具体的には、会話を録音できる状態にして、電話で再度、その販売店に連絡を入れ、今回の件を質(ただ)すことや。
「もう一度、確認したいのですが、どうしてお宅の営業員さんは、契約の際に『この地域では交互に契約をお願いしている。Y新聞さんのお店も承知している』と嘘を言ったのでしょうか」
「それは、営業員が勝手に言うたことや」と言えば、その事実を暗に認めた言質として使える。
おそらく、販売店の言い分としては、その営業員というのは、他組織に属する拡張員やから関係ないという意味でそう言うたはずや。
しかし、それは現在では通用せん。販売店から派遣されるすべての営業員は、そこの社員証の携帯を義務付けられとることで、管理責任が、その販売店には発生するからな。
「それは、知らん」と言うのなら、さらに突っ込めばええ。
「お宅の営業員さんは、契約書に『3月までに意思確認の連絡をする』と確かに書かれていますが、これは条件付き未確定契約、仮契約ということですよね」
販売店の中には「そんな文面は、こちらの契約書にはない。勧誘員が勝手に書いたものや」と言うことも考えられる。
実際、その可能性は、かなり高いやろうと思う。
ワシは、そんなことを書いた契約書は見たことがないと言うたが、たいていの販売店では、そんなものを認めることはないからな。

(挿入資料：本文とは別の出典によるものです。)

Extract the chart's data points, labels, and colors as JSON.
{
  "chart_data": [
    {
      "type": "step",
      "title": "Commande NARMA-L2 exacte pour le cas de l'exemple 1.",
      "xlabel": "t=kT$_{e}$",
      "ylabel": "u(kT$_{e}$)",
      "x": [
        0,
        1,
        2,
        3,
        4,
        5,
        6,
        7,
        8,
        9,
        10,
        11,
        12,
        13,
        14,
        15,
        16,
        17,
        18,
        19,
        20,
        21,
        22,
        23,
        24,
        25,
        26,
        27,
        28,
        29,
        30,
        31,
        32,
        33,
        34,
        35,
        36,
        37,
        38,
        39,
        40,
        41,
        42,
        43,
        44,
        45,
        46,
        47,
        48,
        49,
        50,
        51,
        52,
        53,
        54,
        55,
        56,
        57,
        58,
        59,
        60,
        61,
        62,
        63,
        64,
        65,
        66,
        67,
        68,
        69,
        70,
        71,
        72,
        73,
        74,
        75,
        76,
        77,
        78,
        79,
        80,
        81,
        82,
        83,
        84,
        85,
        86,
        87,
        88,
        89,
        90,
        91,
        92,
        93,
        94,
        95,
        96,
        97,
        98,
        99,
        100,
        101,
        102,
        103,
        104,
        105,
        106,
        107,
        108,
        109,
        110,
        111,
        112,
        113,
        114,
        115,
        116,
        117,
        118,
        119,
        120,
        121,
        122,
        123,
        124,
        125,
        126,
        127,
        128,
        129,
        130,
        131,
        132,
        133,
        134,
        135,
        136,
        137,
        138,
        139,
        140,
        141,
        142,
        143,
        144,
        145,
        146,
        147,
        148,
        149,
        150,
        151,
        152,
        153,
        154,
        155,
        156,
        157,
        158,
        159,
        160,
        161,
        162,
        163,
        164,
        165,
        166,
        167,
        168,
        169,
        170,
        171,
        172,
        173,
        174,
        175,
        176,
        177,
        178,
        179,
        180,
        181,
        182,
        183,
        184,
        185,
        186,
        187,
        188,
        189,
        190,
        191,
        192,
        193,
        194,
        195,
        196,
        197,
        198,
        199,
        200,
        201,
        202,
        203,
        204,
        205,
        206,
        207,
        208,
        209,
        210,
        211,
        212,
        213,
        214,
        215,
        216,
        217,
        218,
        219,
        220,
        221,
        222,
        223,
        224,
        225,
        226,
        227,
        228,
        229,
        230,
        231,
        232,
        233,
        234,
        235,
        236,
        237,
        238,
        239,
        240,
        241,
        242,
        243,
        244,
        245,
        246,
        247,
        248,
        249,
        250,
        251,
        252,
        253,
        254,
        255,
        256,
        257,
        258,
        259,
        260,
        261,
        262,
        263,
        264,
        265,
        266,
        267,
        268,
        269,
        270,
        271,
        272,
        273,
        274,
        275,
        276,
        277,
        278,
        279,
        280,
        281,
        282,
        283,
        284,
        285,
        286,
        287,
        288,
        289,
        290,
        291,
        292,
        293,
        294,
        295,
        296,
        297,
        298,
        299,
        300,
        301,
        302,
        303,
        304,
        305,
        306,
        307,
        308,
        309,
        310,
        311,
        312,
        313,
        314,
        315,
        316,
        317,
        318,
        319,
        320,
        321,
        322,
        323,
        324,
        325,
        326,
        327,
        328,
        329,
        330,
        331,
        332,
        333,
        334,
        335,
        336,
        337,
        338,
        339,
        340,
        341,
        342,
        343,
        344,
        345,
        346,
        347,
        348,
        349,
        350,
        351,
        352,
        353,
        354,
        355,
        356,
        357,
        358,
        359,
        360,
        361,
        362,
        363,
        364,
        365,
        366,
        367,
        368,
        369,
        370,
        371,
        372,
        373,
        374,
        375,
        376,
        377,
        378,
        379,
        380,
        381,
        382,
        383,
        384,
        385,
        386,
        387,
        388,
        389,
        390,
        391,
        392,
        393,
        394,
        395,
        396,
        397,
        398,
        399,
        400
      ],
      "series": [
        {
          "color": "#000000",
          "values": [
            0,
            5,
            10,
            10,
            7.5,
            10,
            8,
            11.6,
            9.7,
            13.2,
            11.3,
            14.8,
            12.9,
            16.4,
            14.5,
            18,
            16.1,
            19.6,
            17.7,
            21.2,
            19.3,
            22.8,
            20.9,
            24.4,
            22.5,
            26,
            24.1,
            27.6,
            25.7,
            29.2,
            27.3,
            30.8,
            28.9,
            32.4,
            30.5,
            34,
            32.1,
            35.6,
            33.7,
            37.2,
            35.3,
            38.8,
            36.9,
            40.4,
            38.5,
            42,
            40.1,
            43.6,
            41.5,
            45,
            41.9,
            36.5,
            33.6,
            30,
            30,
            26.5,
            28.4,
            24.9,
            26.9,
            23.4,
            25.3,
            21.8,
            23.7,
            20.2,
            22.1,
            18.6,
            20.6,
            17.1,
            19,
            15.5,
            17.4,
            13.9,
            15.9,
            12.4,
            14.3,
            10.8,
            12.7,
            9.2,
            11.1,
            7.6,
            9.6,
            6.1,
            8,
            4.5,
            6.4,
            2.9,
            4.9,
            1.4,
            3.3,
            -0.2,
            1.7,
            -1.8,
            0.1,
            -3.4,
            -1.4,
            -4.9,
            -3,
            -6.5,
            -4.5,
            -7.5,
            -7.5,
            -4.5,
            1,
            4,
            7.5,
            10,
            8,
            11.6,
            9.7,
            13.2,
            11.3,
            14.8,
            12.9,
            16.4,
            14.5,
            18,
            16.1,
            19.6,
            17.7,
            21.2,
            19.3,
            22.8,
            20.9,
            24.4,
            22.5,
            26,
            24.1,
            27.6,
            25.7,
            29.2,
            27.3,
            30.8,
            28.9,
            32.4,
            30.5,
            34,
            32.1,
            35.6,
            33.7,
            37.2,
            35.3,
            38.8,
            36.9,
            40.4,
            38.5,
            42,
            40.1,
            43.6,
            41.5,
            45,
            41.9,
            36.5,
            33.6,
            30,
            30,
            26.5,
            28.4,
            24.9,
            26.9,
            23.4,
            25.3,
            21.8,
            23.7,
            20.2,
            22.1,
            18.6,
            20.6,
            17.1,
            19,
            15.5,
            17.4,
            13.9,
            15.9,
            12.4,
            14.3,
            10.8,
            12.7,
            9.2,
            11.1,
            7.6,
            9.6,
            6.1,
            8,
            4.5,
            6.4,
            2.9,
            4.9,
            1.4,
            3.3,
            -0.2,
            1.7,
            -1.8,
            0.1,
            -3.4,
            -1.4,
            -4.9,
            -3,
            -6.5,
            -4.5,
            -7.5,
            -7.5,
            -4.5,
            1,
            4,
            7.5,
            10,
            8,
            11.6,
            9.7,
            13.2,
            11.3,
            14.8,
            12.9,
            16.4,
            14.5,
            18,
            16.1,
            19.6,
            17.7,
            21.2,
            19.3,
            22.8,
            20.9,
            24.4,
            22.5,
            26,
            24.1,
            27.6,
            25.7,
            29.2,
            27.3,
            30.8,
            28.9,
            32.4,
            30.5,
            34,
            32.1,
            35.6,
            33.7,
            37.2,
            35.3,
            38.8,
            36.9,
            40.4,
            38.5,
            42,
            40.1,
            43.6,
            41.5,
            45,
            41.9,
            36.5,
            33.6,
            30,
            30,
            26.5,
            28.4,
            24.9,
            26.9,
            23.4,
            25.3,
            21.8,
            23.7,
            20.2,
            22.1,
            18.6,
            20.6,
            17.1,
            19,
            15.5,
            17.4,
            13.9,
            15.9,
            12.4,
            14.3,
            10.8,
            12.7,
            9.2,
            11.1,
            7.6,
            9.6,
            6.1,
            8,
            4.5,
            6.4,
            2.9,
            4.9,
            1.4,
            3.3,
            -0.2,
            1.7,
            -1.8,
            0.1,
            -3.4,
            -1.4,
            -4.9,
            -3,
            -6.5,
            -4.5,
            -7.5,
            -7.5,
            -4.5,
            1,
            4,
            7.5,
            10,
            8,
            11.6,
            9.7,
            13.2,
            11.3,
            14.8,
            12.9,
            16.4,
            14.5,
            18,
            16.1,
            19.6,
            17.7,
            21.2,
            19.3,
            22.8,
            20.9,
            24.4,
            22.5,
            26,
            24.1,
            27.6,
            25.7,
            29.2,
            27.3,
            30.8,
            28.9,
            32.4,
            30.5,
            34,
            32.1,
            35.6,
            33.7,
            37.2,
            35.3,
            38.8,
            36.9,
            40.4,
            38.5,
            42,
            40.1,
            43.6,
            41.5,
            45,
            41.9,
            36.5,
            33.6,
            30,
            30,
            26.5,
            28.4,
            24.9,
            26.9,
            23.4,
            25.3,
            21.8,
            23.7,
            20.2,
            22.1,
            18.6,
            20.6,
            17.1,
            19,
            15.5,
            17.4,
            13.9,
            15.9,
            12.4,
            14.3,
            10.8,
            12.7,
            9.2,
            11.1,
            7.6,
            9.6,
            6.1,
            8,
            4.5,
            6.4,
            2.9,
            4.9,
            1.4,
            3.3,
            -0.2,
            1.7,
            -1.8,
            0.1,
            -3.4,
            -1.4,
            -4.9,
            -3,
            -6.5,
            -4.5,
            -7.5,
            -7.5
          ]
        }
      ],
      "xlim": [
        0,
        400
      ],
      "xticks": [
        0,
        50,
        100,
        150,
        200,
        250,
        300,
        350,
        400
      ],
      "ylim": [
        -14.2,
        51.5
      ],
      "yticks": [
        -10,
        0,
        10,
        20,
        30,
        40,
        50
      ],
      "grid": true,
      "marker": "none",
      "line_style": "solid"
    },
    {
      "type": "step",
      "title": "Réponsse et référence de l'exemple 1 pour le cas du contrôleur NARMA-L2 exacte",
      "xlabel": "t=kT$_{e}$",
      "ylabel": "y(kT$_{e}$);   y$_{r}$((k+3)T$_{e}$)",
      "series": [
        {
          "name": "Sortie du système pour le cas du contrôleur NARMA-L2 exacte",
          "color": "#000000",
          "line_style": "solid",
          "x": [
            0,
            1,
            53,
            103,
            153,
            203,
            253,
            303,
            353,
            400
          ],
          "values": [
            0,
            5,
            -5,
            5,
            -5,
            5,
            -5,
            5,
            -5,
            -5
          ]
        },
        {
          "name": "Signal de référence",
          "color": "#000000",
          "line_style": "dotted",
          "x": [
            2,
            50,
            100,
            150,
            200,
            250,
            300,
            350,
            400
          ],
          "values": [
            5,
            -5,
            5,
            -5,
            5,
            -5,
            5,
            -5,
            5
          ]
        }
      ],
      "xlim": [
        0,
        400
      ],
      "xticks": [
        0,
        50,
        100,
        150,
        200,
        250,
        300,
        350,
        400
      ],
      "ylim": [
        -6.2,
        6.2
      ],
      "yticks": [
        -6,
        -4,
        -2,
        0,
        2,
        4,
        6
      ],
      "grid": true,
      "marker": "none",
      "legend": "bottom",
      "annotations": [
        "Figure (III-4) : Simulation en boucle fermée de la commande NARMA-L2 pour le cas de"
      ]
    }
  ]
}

本当に販売店に提出した契約書には何も書かれてない可能性はある。
その文面はあんたの控えにだけあるものやとなる。それが、分かれば、それも、あんたにとっては有利に働く。
契約の大原則には「双方同じ文面、内容の契約書を所持する」というのがある。一方が、違う内容の契約書は、契約書にはならんわけや。それだけで無効を主張できる。
さらに、録音しながら話を進めれば、他にもその販売店が、墓穴を掘る言動が続くはずや。それら、すべてを言質として取っておけば、ほぼ勝てると思う。
ポイントは、言うた言わんという水掛け論にならんようにすることや。そのために言質が必要やということになる。
どんなに正しいことでも、それを主張するには、間違いないという証拠が必要になる。それさえ集められれば、どんなことにでも勝てるさかいな。
ただ、言質が取れたからと言うて、その販売店が、それを素直に認めて契約解除に応じるとは限らん。あくまでも「解約はできん」と頑張ることも考えられる。
その場合は、新聞社の苦情センターに、そのことを伝えたらええ。
但し、その場合は「消費者契約法の不実の告知がある」と、法律違反を強調しとくことや。その証拠として、録音テープもあると言うてな。
そこまですれば、最低でも、新聞社から、その販売店に事情聴取や注意があるはずや。
それで、ほとんどのケースは終わる。それ以上、もめても益のないのは、販売店も良う承知しとるはずやからな。
ただ、それでも中にはあきらめんとしつこく迫る販売店もあるが、もし、そうなったらそうなったで、また連絡してくれたら、次の対処法を教える。
その状況、相手次第で、いくらでもその対処方法はあるさかいな。心配することはない。